Deborah Cherry, Carnegie Mellon University

Pomona Valero, Carnegie Mellon University

Paul Phillabaum, UCLA Center for Digital Arts

 

As use of technology increases in the curriculum, more faculty want to use increasingly specialized hardware and software to meet their educational goals and keep their students on the leading edge of the technology used in their fields. The support needs of these highly specialized uses are usually well beyond those of general labs that central computing groups maintain. Many individual academic departments do not have the expertise or resources to maintain lab facilities for a large number of users.

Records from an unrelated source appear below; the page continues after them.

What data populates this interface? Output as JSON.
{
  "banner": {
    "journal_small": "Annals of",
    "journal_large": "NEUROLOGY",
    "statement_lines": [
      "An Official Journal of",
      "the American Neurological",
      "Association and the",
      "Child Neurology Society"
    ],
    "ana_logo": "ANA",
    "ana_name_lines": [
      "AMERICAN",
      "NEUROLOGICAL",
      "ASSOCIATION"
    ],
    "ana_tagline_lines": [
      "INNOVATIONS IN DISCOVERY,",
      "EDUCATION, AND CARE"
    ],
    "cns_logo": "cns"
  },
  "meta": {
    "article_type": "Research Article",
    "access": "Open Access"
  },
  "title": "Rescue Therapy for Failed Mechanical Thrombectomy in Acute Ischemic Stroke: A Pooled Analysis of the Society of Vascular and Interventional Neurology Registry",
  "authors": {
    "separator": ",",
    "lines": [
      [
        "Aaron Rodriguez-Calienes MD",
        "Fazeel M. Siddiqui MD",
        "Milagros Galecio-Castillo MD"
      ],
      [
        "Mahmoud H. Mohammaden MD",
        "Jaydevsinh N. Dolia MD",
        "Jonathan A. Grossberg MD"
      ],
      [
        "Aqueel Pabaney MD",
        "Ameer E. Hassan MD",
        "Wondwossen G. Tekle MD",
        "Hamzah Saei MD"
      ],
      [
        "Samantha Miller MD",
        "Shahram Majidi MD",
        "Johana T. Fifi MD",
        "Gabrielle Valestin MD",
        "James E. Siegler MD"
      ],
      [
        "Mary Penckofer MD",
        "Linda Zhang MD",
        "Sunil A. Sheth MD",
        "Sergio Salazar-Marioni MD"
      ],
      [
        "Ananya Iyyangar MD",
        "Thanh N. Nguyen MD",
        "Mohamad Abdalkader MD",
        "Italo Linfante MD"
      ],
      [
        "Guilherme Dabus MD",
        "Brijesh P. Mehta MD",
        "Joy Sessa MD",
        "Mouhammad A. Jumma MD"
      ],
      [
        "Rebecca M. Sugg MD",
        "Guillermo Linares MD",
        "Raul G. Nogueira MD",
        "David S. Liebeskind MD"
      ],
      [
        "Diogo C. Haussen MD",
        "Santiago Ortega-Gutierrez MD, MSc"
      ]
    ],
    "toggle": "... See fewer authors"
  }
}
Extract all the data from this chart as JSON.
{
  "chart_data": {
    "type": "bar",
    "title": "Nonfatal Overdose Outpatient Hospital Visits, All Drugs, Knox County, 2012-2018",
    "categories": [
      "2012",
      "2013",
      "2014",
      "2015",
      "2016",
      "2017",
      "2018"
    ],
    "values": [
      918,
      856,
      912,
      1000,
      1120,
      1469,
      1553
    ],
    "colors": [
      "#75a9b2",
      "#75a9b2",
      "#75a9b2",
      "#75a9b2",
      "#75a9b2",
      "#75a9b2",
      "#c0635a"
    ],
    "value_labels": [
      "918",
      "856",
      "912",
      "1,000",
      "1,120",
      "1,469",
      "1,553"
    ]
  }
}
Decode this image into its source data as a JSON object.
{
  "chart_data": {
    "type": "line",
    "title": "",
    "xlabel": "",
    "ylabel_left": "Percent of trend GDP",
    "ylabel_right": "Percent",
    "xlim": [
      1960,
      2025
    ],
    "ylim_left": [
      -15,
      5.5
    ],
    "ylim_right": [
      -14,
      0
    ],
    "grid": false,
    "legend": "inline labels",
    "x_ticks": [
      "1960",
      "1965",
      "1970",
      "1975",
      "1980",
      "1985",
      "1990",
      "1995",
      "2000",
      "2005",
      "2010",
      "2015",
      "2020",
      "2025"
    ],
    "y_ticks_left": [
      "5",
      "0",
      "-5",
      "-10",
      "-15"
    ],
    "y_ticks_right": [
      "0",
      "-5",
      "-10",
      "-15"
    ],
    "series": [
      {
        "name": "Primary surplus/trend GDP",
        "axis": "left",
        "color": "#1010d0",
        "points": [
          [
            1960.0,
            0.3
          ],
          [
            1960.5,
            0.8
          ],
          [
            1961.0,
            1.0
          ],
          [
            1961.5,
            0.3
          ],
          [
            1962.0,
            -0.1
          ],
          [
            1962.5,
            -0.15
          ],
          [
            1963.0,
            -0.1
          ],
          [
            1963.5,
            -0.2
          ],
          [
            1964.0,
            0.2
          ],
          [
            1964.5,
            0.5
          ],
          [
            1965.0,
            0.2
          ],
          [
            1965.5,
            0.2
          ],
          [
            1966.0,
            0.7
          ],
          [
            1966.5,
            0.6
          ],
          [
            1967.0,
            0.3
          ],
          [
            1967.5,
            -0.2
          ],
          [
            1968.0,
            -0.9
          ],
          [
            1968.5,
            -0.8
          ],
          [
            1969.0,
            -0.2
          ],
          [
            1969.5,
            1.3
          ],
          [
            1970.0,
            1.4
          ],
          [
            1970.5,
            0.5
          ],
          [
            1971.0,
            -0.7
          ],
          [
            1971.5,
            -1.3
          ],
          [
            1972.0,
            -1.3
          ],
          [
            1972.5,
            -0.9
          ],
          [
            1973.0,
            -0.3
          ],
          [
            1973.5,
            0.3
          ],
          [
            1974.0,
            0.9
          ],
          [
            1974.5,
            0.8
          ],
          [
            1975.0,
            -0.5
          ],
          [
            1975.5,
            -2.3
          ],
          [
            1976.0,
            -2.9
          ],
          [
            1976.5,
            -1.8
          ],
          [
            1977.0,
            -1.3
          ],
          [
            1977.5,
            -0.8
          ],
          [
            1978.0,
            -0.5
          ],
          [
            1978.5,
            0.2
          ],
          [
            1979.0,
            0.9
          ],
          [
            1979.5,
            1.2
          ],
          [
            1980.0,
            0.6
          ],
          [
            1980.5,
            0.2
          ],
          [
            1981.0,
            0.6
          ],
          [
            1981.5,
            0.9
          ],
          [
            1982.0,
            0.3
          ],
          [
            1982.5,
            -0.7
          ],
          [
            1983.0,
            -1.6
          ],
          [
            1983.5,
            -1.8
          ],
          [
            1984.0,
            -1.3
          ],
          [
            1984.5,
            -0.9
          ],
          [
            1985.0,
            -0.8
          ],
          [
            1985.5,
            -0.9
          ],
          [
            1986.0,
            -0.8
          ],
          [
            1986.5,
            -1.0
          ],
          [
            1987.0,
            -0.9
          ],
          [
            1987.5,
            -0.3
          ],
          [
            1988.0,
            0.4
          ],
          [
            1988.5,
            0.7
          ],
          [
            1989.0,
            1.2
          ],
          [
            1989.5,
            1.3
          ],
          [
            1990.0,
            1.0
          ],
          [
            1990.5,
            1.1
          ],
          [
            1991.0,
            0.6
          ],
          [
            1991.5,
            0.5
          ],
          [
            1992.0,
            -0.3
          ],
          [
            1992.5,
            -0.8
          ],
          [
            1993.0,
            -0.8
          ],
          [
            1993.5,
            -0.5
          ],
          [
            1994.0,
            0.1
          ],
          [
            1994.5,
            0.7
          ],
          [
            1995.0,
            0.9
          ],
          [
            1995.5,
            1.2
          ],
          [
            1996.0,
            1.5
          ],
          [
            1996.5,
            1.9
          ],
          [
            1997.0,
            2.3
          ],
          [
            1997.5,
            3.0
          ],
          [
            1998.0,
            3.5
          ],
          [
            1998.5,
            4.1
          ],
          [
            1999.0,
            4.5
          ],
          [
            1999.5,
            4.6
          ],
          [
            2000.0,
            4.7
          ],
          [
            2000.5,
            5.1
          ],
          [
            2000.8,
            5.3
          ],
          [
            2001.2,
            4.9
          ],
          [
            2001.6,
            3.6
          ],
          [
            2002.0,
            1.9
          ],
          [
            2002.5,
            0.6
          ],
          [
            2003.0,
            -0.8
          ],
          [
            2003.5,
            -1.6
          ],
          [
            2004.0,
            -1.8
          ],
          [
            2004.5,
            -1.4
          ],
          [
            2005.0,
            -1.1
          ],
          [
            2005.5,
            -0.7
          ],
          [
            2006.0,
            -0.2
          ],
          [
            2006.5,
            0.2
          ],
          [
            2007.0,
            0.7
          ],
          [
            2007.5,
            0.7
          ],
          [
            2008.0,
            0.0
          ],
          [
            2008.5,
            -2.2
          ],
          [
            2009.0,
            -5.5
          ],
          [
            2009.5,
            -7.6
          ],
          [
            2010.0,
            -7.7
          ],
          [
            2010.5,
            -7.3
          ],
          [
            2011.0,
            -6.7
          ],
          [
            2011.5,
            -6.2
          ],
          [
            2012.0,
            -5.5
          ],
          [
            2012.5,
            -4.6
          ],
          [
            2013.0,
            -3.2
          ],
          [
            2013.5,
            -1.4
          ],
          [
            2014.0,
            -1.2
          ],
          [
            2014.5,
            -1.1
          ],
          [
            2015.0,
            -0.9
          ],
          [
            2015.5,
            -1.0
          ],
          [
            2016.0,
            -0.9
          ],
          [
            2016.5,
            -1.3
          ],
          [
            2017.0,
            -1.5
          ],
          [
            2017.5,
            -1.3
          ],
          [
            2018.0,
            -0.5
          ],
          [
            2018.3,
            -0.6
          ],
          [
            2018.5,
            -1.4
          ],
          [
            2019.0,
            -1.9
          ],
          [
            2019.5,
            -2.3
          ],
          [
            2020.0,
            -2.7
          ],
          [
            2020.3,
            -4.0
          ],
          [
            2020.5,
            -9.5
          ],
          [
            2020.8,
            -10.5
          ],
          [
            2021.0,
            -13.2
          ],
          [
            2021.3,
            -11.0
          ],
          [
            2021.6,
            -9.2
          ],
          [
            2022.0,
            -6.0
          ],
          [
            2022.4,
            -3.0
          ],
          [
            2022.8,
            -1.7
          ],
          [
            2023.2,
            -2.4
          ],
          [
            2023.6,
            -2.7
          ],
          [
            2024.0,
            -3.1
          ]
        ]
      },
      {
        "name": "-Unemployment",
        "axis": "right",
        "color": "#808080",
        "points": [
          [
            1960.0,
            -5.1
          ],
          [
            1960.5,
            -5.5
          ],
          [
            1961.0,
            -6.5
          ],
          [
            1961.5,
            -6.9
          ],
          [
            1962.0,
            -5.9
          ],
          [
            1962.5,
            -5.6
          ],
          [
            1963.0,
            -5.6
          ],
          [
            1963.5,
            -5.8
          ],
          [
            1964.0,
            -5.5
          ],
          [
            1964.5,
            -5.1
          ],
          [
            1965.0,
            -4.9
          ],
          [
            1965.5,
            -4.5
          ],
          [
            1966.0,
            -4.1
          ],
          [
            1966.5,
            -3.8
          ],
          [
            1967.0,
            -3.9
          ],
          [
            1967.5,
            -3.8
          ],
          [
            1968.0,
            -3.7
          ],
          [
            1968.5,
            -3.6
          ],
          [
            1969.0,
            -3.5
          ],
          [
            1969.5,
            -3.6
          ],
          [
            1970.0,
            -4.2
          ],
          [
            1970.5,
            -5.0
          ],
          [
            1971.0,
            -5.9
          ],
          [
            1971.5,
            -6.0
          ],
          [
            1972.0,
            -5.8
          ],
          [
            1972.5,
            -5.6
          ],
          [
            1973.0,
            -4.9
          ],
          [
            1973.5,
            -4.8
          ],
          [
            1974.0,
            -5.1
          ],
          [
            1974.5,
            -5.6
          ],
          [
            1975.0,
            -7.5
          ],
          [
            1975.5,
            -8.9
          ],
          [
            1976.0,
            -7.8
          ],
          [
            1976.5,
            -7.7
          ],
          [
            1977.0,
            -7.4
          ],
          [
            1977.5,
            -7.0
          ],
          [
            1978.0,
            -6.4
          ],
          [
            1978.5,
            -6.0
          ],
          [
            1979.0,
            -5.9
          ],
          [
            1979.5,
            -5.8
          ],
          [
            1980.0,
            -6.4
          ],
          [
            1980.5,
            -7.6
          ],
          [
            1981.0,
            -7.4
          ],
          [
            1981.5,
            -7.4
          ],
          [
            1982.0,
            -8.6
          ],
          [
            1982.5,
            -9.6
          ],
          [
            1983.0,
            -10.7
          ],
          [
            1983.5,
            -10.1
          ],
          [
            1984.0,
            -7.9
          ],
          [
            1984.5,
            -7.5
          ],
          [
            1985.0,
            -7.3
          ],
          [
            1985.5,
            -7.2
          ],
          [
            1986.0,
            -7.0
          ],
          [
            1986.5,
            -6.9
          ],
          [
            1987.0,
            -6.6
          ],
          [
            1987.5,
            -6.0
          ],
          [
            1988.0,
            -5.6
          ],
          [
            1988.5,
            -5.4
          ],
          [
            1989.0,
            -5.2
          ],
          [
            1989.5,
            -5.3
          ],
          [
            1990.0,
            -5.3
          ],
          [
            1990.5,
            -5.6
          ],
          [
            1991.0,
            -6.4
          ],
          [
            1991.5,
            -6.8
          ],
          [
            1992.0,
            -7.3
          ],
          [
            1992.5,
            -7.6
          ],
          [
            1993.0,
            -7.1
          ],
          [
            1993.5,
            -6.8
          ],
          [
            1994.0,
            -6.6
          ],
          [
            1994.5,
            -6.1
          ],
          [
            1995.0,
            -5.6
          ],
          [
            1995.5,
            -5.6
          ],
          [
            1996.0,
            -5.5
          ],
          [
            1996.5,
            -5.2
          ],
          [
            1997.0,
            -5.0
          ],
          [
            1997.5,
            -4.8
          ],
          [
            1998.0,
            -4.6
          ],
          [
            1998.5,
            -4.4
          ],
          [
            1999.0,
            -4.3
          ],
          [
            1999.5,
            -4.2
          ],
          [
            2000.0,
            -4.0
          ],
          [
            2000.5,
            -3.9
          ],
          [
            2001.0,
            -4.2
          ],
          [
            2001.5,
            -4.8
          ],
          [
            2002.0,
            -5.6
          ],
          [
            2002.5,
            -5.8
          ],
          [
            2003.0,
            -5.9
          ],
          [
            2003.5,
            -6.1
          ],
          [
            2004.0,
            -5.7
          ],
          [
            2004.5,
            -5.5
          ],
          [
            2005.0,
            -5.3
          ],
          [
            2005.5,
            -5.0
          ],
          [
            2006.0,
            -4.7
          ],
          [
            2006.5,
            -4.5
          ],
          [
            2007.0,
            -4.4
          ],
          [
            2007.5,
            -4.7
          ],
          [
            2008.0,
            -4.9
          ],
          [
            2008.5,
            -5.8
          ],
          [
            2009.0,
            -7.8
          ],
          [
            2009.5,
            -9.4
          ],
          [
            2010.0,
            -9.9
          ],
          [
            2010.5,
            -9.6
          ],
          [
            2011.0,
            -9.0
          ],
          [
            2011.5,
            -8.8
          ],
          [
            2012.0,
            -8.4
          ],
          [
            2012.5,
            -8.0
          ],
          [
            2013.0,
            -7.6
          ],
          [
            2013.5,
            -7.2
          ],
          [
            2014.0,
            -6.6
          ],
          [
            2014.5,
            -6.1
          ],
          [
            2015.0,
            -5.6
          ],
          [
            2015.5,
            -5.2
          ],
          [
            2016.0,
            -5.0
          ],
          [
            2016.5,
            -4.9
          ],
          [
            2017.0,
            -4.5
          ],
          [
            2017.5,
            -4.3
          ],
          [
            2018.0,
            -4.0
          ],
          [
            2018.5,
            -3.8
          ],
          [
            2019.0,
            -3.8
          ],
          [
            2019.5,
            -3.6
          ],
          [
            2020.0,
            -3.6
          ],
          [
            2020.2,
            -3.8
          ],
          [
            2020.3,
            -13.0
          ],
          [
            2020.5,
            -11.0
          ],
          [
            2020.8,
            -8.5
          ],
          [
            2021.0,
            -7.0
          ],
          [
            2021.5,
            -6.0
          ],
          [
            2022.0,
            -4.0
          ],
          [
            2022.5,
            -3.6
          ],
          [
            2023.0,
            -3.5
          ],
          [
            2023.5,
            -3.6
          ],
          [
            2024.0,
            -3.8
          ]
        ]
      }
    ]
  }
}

Especially in the growing multimedia field, multiple departments may have similar or overlapping needs, making single department facilities an inefficient use of resources.

 

This panel will explore the support models being used at several universities to create and support these highly specialized facilities that are used by large and varied student communities. Although the facilities presented are multimedia based, many of the issues are the same for any facility designed to meet highly specialized needs. Lab managers and faculty support personnel considering or in the process of supporting specialized facilities will be interested in exploring these issues and the lessons learned along the way by the panelists.

 

The three support models observed are based on the groups responsible for maintaining the facility: Central Computing Group, one or more Academic Department(s), and a hybrid of the two, where both the central computing group and the academic department(s) are jointly responsible for maintaining the facility. In many cases the support model created was an entirely new entity or required making major adaptations to existing support models. The success of these facilities required integrating the support model into the existing university culture, in addition to overcoming problems with technology that was often not well suited to lab environments and novice users.